The D.C. Circuit Court on Friday asked the Obama Administration to reply promptly to a sweeping new challenge to military commission trials, filed by a detainee facing charges of taking part in Sept. 11, 2001, terrorist attacks.  In a brief order, the Circuit Court said a response by the government must be filed by noon next Tuesday in the case of In re Bin Al-Shibh (docket 09-1238).  By a mere coincidence, the order was issued on the eighth anniversary of the 9/11 attacks.

The case, filed by Ramzi Bin Al-Shibh, involves a plea to stop all proceedings in his impending military commission trial on charges that could lead to the death penalty.  Filed in the form of a petititon for a “writ of mandamus and writ of prohibition,” the document contended that the new system of terrorism trials has been unconstitutional since Congress set it up in 2006.  Congress had no authority to create the commission system, and the act, as written, unconstitutionally treats aliens charged with terrorism crimes differently from the way U.S. citizens would be, it asserted.

The entire system, Bin Al-Shibh’s lawyers argued, “has been corrupted by illegitimate political considerations at every step….What the government has sought, and to date received, is not a legitimate judicial proceeding but a political show trial.”  After intentionally brief “show trials,” the document contended, the government plan is to rush off to execution those accused of roles in the 2001 terrorist attacks. 

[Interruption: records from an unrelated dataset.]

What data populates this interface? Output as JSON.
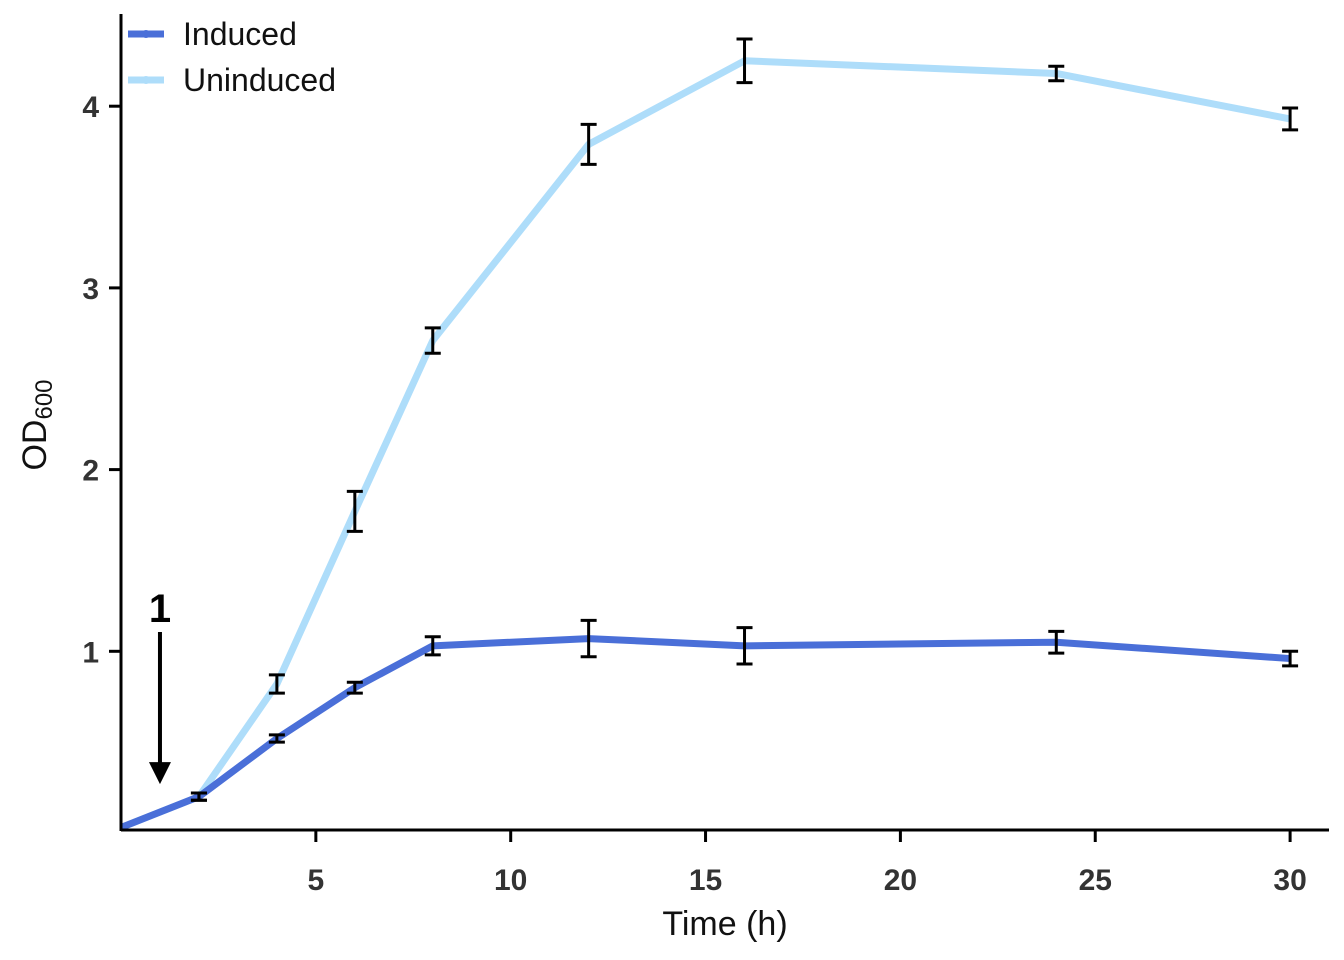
{
  "chart_data": {
    "type": "line",
    "title": "",
    "xlabel": "Time (h)",
    "ylabel_main": "OD",
    "ylabel_sub": "600",
    "xlim": [
      0,
      31
    ],
    "ylim": [
      0,
      4.45
    ],
    "xticks": [
      5,
      10,
      15,
      20,
      25,
      30
    ],
    "yticks": [
      1,
      2,
      3,
      4
    ],
    "legend_position": "top-left",
    "annotation": {
      "text": "1",
      "x": 1,
      "arrow_from": 1.0,
      "arrow_to": 0.28
    },
    "series": [
      {
        "name": "Induced",
        "color": "#4a6fd8",
        "x": [
          0,
          2,
          4,
          6,
          8,
          12,
          16,
          24,
          30
        ],
        "y": [
          0.03,
          0.2,
          0.52,
          0.8,
          1.03,
          1.07,
          1.03,
          1.05,
          0.96
        ],
        "err": [
          null,
          0.02,
          0.02,
          0.03,
          0.05,
          0.1,
          0.1,
          0.06,
          0.04
        ]
      },
      {
        "name": "Uninduced",
        "color": "#aeddfa",
        "x": [
          0,
          2,
          4,
          6,
          8,
          12,
          16,
          24,
          30
        ],
        "y": [
          0.03,
          0.2,
          0.82,
          1.77,
          2.71,
          3.79,
          4.25,
          4.18,
          3.93
        ],
        "err": [
          null,
          0.02,
          0.05,
          0.11,
          0.07,
          0.11,
          0.12,
          0.04,
          0.06
        ]
      }
    ]
  }
}
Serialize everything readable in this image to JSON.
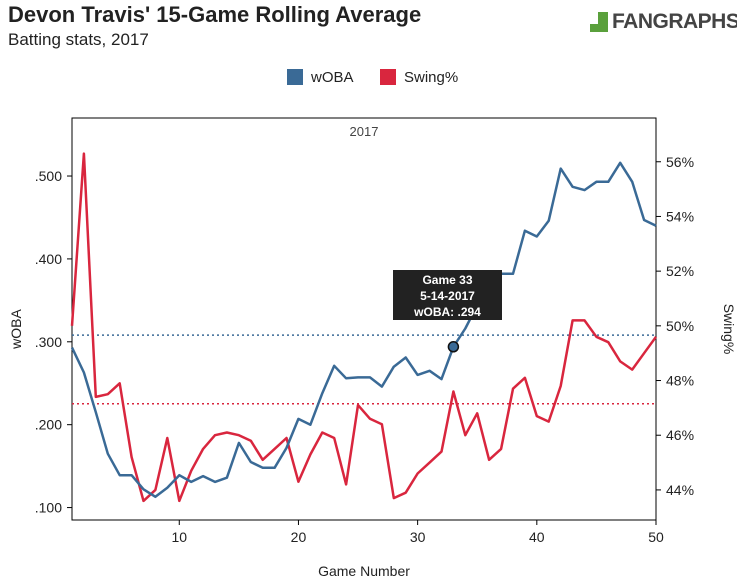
{
  "header": {
    "title": "Devon Travis' 15-Game Rolling Average",
    "subtitle": "Batting stats, 2017",
    "logo_text": "FANGRAPHS"
  },
  "tooltip": {
    "line1": "Game 33",
    "line2": "5-14-2017",
    "line3": "wOBA: .294"
  },
  "chart_data": {
    "type": "line",
    "facet_label": "2017",
    "xlabel": "Game Number",
    "ylabel": "wOBA",
    "y2label": "Swing%",
    "xlim": [
      1,
      50
    ],
    "ylim": [
      0.085,
      0.57
    ],
    "y2lim": [
      42.9,
      57.6
    ],
    "x_ticks": [
      10,
      20,
      30,
      40,
      50
    ],
    "y_ticks": [
      0.1,
      0.2,
      0.3,
      0.4,
      0.5
    ],
    "y_tick_labels": [
      ".100",
      ".200",
      ".300",
      ".400",
      ".500"
    ],
    "y2_ticks": [
      44,
      46,
      48,
      50,
      52,
      54,
      56
    ],
    "y2_tick_labels": [
      "44%",
      "46%",
      "48%",
      "50%",
      "52%",
      "54%",
      "56%"
    ],
    "legend_position": "top-center",
    "x": [
      1,
      2,
      3,
      4,
      5,
      6,
      7,
      8,
      9,
      10,
      11,
      12,
      13,
      14,
      15,
      16,
      17,
      18,
      19,
      20,
      21,
      22,
      23,
      24,
      25,
      26,
      27,
      28,
      29,
      30,
      31,
      32,
      33,
      34,
      35,
      36,
      37,
      38,
      39,
      40,
      41,
      42,
      43,
      44,
      45,
      46,
      47,
      48,
      49,
      50
    ],
    "series": [
      {
        "name": "wOBA",
        "axis": "left",
        "color": "#3a6a96",
        "values": [
          0.293,
          0.263,
          0.215,
          0.165,
          0.139,
          0.139,
          0.122,
          0.113,
          0.124,
          0.139,
          0.131,
          0.138,
          0.131,
          0.136,
          0.178,
          0.155,
          0.148,
          0.148,
          0.172,
          0.207,
          0.2,
          0.238,
          0.271,
          0.256,
          0.257,
          0.257,
          0.246,
          0.27,
          0.281,
          0.26,
          0.265,
          0.255,
          0.294,
          0.316,
          0.344,
          0.375,
          0.382,
          0.382,
          0.434,
          0.427,
          0.446,
          0.509,
          0.487,
          0.483,
          0.493,
          0.493,
          0.516,
          0.493,
          0.447,
          0.44
        ]
      },
      {
        "name": "Swing%",
        "axis": "right",
        "color": "#d9263e",
        "values": [
          50.0,
          56.3,
          47.4,
          47.5,
          47.9,
          45.2,
          43.6,
          44.0,
          45.9,
          43.6,
          44.7,
          45.5,
          46.0,
          46.1,
          46.0,
          45.8,
          45.1,
          45.5,
          45.9,
          44.3,
          45.3,
          46.1,
          45.9,
          44.2,
          47.1,
          46.6,
          46.4,
          43.7,
          43.9,
          44.6,
          45.0,
          45.4,
          47.6,
          46.0,
          46.8,
          45.1,
          45.5,
          47.7,
          48.1,
          46.7,
          46.5,
          47.8,
          50.2,
          50.2,
          49.6,
          49.4,
          48.7,
          48.4,
          49.0,
          49.6
        ]
      }
    ],
    "reference_lines": [
      {
        "series": "wOBA",
        "axis": "left",
        "value": 0.308,
        "color": "#3a6a96"
      },
      {
        "series": "Swing%",
        "axis": "right",
        "value": 47.15,
        "color": "#d9263e"
      }
    ],
    "highlight_point": {
      "series": "wOBA",
      "x": 33,
      "y": 0.294
    }
  }
}
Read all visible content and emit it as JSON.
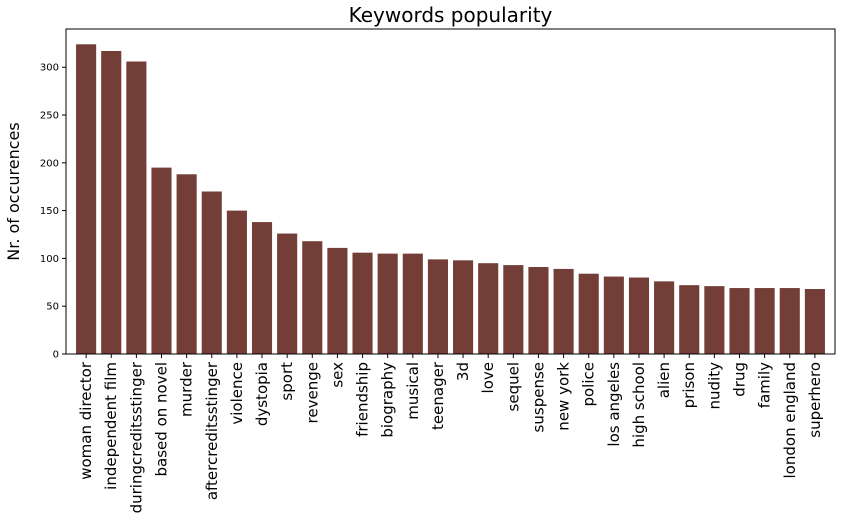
{
  "chart_data": {
    "type": "bar",
    "title": "Keywords popularity",
    "xlabel": "",
    "ylabel": "Nr. of occurences",
    "ylim": [
      0,
      340
    ],
    "yticks": [
      0,
      50,
      100,
      150,
      200,
      250,
      300
    ],
    "grid": false,
    "bar_color": "#733e37",
    "categories": [
      "woman director",
      "independent film",
      "duringcreditsstinger",
      "based on novel",
      "murder",
      "aftercreditsstinger",
      "violence",
      "dystopia",
      "sport",
      "revenge",
      "sex",
      "friendship",
      "biography",
      "musical",
      "teenager",
      "3d",
      "love",
      "sequel",
      "suspense",
      "new york",
      "police",
      "los angeles",
      "high school",
      "alien",
      "prison",
      "nudity",
      "drug",
      "family",
      "london england",
      "superhero"
    ],
    "values": [
      324,
      317,
      306,
      195,
      188,
      170,
      150,
      138,
      126,
      118,
      111,
      106,
      105,
      105,
      99,
      98,
      95,
      93,
      91,
      89,
      84,
      81,
      80,
      76,
      72,
      71,
      69,
      69,
      69,
      68
    ]
  }
}
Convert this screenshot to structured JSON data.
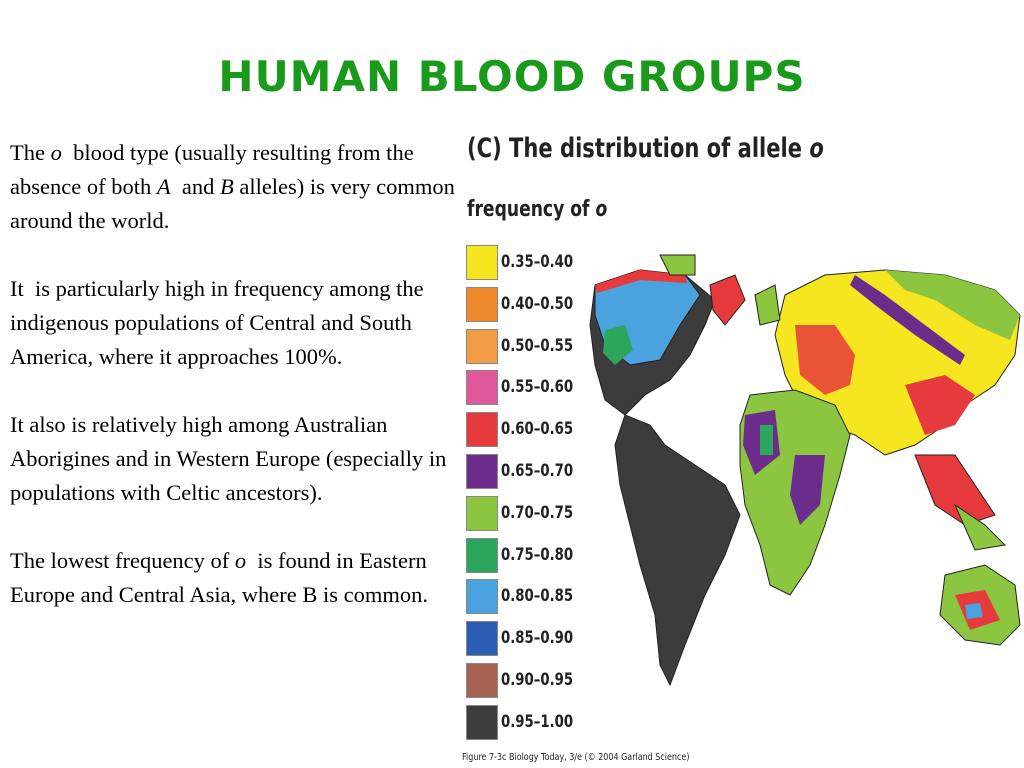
{
  "title": "HUMAN BLOOD GROUPS",
  "paragraphs": [
    [
      {
        "text": "The "
      },
      {
        "text": "o",
        "italic": true
      },
      {
        "text": "  blood type (usually resulting from the absence of both "
      },
      {
        "text": "A",
        "italic": true
      },
      {
        "text": "  and "
      },
      {
        "text": "B",
        "italic": true
      },
      {
        "text": " alleles) is very common around the world."
      }
    ],
    [
      {
        "text": "It  is particularly high in frequency among the indigenous populations of Central and South America, where it approaches 100%."
      }
    ],
    [
      {
        "text": "It also is relatively high among Australian Aborigines and in Western Europe (especially in populations with Celtic ancestors)."
      }
    ],
    [
      {
        "text": "The lowest frequency of "
      },
      {
        "text": "o",
        "italic": true
      },
      {
        "text": "  is found in Eastern Europe and Central Asia, where B is common."
      }
    ]
  ],
  "figure": {
    "title": [
      {
        "text": "(C) The distribution of allele "
      },
      {
        "text": "o",
        "italic": true
      }
    ],
    "legend_title": [
      {
        "text": "frequency of "
      },
      {
        "text": "o",
        "italic": true
      }
    ],
    "legend": [
      {
        "label": "0.35–0.40",
        "color": "#f6e620"
      },
      {
        "label": "0.40–0.50",
        "color": "#ef8a2c"
      },
      {
        "label": "0.50–0.55",
        "color": "#f29c46"
      },
      {
        "label": "0.55–0.60",
        "color": "#e0579c"
      },
      {
        "label": "0.60–0.65",
        "color": "#e63a3c"
      },
      {
        "label": "0.65–0.70",
        "color": "#6b2c8c"
      },
      {
        "label": "0.70–0.75",
        "color": "#8cc640"
      },
      {
        "label": "0.75–0.80",
        "color": "#2ba65c"
      },
      {
        "label": "0.80–0.85",
        "color": "#4aa2de"
      },
      {
        "label": "0.85–0.90",
        "color": "#2a5cb2"
      },
      {
        "label": "0.90–0.95",
        "color": "#a86252"
      },
      {
        "label": "0.95–1.00",
        "color": "#3c3c3c"
      }
    ],
    "caption": "Figure 7-3c  Biology Today, 3/e (© 2004 Garland Science)"
  }
}
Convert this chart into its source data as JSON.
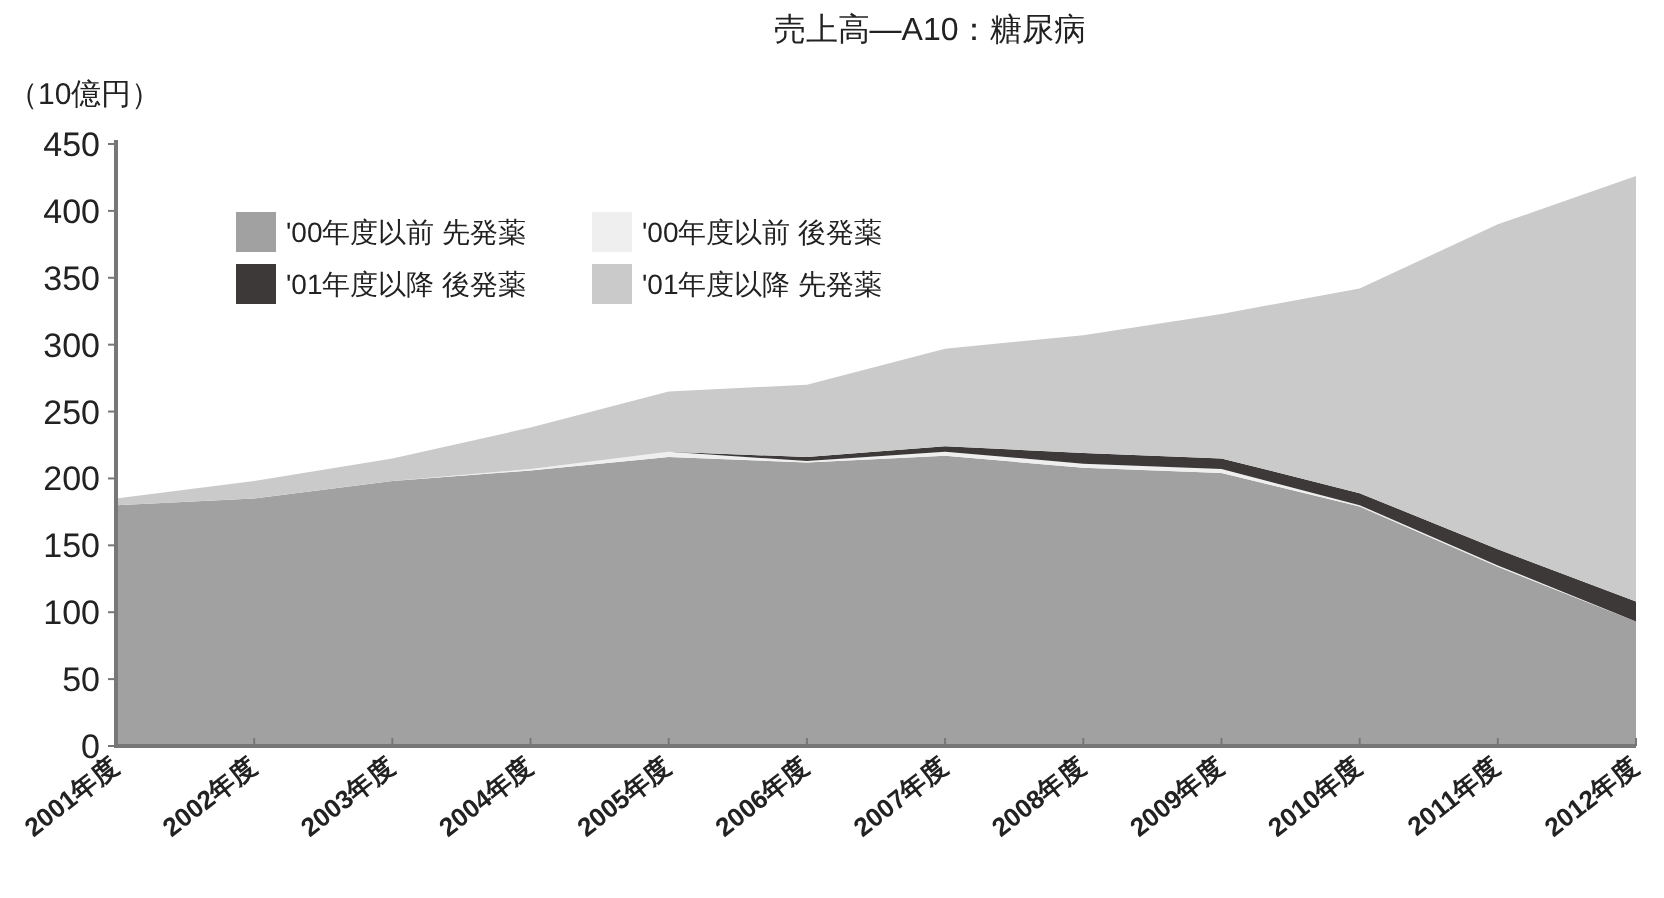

Against a backdrop of harsh criticism of the entire military commission apparatus, the new case seeks initially to block a Sept. 18 hearing before a military judge at Guantanamo Bay on whether Bin Al-Shibh is mentally competent to stand trial.  The new writ request argued that that proceeding would be fundamentally unfair because BinAl Shibh’s lawyers have been barred from preparing evidence on the competency question.

“Political manipulation” of the system, the document asserted, “now threatens to culminate in a faux competence hearing…, orchestrated by the prosecution and controlled by the CIA [Central Intelligency Agency].”  What is being attempted, it insisted, is the coverup of facts crucial to the question of his competence — that is, “the details of his physicial and psychological abuse at the hands of the CIA.”

Bin Al-Shibh, his lawyers contended, has been found to have a mental disease, “suffering from a psychotic disorder.”

Although the 2006 law creating the military commissions provided for an appeal to the D.C. Circuit once a trial is over and a verdict is in, Bin Al-Shibh’s counsel said that there is no other court where he can bring his constitutional challenge to the system as a whole.  While Congress created a special appeals court within the commission system, the Court of Military Commission Review, that tribunal is barred from hearing basic challenges such as the one now being raised, so an attempt to appeal there to stop the trial would be futile, the document added.

Under the Circuit Court’s order Friday, the government response is due Tuesday, followed by a reply from Bin Al-Shibh’s lawyers on Thursday — one day before the scheduled competency hearing at Guantanamo Bay.